The mitotic metaphase to anaphase transition in both yeast and vertebrates is driven by a multimeric ubiquitin ligase known as the anaphase promoting complex, APC. While the mitotic functions of APC are being actively investigated, almost nothing is known about APC's meiotic functions, a question which is particularly amenable to analysis in C. elegans. To address this question, we are studying both metaphase to anaphase defective (MAT) mutants and RNAi embryos depleted in maternal APC components (see Abstracts by Golden et al & Wille et al.). Of the five known MAT mutants,
emb-27 is our most fully characterized to date. Our analysis indicates that EMB-27 is required for germline chromosome segregation during both meiosis and mitosis. Both
emb-27 primary oocytes and spermatocytes mature normally but arrest development in meiotic metaphase I; thus they fail to either segregate homologs or progress to anaphase. Consequences of this metaphase arrest prove different for each type of gamete.

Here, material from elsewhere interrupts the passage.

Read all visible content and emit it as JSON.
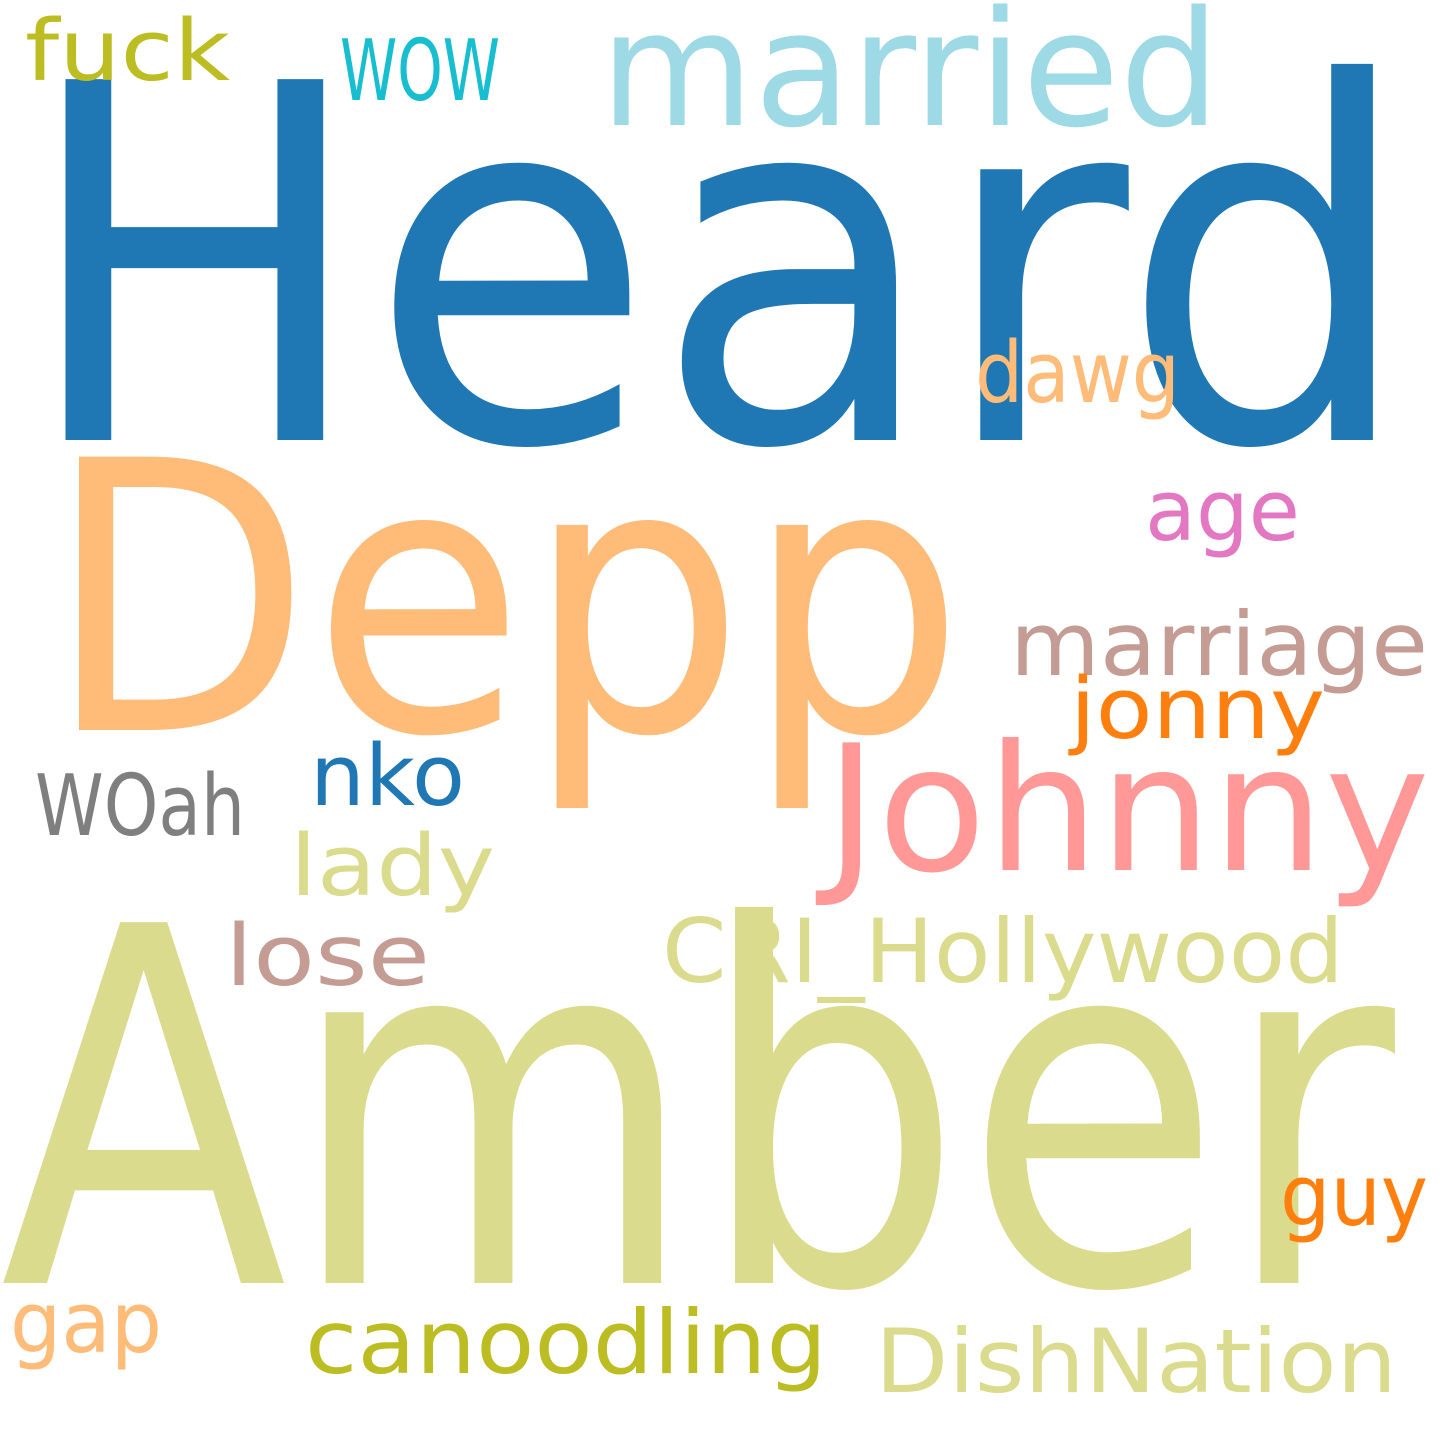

emb-27 oocytes arrest development at the meiotic one cell stage. The mutant primary spermatocytes are also blocked in metaphase I; as a result, secondary spermatocytes are never formed. However because this cell cycle block is unlinked to gamete differentiation, anucleate spermatids still bud from the arrested primaries. In addition to their aforementioned meiotic defects, upshifted
emb-27 adults also accumulate abnormally high numbers of metaphase figures within their mitotic zones. We believe that these excess metaphase figures arise from mitotic metaphase blockage rather than tumorous overproliferation because the mutants also exhibit abnormally small gonads and variably sized pachytene nuclei. However to further test the requirement for EMB-27 during germline mitosis, we examined the germline proliferation defects in mutants shifted to restrictive temperatures as L1 larvae. Our most severe alleles proved to be GLP. These combined results indicate that EMB-27 is essential for both mitotic germline proliferation and maintenance. Taken together, our results indicate that EMB-27 is specifically required to promote anaphase within the germline. To determine the molecular nature of this critical gene,
emb-27 has been physically mapped to a two cosmid region on LGII. Of the potential gene candidates in this region, only APC6
(cdc16) yields an RNAi phenotype which mimics the one-cell arrest seen in
emb-27 mutants. We are currently sequencing this gene in the mutant alleles. Research funded, in part, by the Jeffress Foundation and NSF.